"Crime Scene: The Vanishing at the Cecil Hotel" Review
True crime stories are broadcast in podcasts, video commentaries, and documentaries. They have garnered a lot of attention because of the petrifying situations that have affected people in real life. To some people, true crime stories are a form of adrenaline and for others, it serves an educational purpose. Either way, it is important to realize that these heinous crimes occur towards actual people and should take into consideration the victim’s family and friends. These documentaries should also be consumed to gain more insight into human psychology and to raise awareness of issues in the justice system.
“Crime Scene: The Vanishing at the Cecil Hotel” was created by popular true-crime executive director Joe Berlinger. He also directed the Netflix docu-series “Conversations with a Killer: The Ted Bundy Tapes'' and the drama film “Extremely Wicked, Shockingly Evil and Vile.” His films and docu-series mainly focus on social justice issues in the US and abroad.
Belinger's main purpose in filming the newly released series about the Cecil Hotel is to make people aware of the web sleuths' role in putting together information and finding out what happened to Elisa Lam. He also wanted to bring attention to the problems at Skid Row, which is where the Cecil Hotel is located.
Elisa Lam was a 21-year-old student who attended the University of British Columbia in Vancouver, British Columbia. She wanted to have some change in her life so she decided to go on a solo journey around California. She constantly published on her Tumblr about her upcoming trip and her then-current emotional state. She filled her posts with excitement and personal insights she was gaining throughout her trip.
Lam was staying at one of the most atrocious and immoral parts of Los Angeles.

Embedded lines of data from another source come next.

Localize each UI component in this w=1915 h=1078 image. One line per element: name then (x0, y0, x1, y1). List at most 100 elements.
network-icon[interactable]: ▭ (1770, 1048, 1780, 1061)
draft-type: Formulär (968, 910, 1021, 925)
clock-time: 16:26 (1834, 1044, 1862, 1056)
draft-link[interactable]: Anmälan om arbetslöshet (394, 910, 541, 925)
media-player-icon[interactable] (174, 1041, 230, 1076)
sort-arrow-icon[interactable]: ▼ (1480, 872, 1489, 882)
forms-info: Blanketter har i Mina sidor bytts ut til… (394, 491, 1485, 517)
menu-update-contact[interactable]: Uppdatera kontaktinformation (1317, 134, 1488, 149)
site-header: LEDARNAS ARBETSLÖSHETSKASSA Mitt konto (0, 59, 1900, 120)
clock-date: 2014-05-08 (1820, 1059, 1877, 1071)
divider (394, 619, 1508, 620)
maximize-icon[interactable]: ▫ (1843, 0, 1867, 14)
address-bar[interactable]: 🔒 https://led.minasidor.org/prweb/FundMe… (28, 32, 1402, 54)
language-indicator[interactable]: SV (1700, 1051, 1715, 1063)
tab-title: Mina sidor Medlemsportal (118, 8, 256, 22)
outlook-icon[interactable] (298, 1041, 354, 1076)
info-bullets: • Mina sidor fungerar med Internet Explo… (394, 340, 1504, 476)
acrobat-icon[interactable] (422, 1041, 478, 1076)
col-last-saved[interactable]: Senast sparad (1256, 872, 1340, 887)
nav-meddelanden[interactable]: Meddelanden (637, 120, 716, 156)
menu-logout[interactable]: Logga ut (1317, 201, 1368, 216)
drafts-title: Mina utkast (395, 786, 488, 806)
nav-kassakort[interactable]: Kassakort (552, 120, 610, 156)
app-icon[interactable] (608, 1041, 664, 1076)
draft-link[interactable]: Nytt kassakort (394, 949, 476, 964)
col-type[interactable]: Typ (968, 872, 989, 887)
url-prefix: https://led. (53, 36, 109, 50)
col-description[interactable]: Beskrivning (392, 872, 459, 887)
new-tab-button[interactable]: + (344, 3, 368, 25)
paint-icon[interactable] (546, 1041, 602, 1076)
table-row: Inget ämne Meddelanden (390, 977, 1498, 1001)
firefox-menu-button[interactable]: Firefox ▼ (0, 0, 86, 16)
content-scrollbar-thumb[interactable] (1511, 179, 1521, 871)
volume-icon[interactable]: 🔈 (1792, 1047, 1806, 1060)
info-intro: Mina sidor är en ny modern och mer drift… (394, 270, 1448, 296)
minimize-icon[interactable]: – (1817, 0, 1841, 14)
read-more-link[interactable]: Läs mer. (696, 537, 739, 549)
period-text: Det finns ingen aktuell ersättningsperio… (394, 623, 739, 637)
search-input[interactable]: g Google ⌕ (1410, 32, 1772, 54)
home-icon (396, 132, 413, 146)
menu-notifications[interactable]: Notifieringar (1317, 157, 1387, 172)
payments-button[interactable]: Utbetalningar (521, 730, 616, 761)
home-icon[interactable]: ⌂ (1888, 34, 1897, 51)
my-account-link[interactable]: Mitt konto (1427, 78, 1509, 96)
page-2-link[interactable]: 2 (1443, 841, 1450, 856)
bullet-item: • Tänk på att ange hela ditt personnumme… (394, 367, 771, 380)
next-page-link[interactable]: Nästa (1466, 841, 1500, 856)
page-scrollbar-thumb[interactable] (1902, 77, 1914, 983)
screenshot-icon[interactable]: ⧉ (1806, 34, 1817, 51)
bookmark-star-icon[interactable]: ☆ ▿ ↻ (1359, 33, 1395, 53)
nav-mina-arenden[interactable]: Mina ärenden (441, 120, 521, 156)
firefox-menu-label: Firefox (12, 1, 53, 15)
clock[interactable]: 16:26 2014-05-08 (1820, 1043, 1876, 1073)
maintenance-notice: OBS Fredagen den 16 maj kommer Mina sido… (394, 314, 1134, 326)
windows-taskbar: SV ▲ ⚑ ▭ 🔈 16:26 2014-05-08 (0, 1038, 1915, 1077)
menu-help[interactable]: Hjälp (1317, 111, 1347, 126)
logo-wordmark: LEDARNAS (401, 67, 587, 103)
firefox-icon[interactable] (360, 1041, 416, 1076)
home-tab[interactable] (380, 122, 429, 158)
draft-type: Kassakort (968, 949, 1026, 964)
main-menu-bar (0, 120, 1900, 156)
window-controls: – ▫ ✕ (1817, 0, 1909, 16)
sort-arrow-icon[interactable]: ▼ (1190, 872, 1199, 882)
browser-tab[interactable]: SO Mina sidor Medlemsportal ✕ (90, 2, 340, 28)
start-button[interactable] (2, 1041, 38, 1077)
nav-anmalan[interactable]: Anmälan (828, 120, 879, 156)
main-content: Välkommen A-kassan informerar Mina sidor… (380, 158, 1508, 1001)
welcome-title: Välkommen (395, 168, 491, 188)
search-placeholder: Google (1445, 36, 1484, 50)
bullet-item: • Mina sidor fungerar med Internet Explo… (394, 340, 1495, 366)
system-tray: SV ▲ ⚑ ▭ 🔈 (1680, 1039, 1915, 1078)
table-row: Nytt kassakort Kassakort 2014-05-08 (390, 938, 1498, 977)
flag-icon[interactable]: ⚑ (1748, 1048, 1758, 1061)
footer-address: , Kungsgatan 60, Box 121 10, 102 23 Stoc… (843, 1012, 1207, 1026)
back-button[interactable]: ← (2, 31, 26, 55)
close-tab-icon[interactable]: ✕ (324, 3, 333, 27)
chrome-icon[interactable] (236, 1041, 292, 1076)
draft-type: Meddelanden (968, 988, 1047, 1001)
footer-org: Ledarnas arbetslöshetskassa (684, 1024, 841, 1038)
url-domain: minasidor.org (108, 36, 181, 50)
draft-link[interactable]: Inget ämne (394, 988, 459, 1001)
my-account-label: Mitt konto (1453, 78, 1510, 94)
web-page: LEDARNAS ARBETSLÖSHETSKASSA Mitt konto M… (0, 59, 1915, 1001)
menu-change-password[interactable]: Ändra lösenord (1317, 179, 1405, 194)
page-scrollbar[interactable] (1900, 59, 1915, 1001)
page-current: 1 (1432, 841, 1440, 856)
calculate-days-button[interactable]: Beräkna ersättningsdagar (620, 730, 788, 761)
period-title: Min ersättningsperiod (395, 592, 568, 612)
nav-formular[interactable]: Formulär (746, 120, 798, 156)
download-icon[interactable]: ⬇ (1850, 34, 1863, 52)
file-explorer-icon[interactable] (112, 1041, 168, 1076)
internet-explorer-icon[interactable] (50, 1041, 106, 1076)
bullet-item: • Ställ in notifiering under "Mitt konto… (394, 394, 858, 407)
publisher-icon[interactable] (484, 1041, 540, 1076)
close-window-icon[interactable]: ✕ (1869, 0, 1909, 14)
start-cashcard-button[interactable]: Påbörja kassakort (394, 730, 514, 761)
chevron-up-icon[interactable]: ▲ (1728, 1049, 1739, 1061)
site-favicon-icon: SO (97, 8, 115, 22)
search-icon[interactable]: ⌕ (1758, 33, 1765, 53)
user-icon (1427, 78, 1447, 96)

She was vulnerable to the murders and crimes that took place in the city. On Jan. 13 2013, Lam disappeared and soon the world would be acquainted with her mysterious disappearance.
The series consists of four episodes: “Lost in Los Angeles”, “Secrets of the Cecil”, “Down the Rabbit Hole”, and “The Hard Truth.” The first episode introduces Elisa Lam and her excursion to America from Canada. The next two episodes focus on the web sleuth’s peculiar obsession with the case. Finally, the last episode concludes what happened to Lam.
The director develops the episodes through interviews with the police, web sleuths, suspects, and Cecil hotel workers. However, the documentary misses the integral people that would complete the documentary: Lam’s family and friends. In order to develop an emotional connection to Lam, the series includes her Tumblr posts.
Many critics believe that “Crime Scene: The Vanishing at the Cecil Hotel” does not bring justice to Elisa Lam’s case because of the disordered organization of the series. Many also believe that the documentary focuses on unimportant details and focuses too much on the web sleuth’s findings.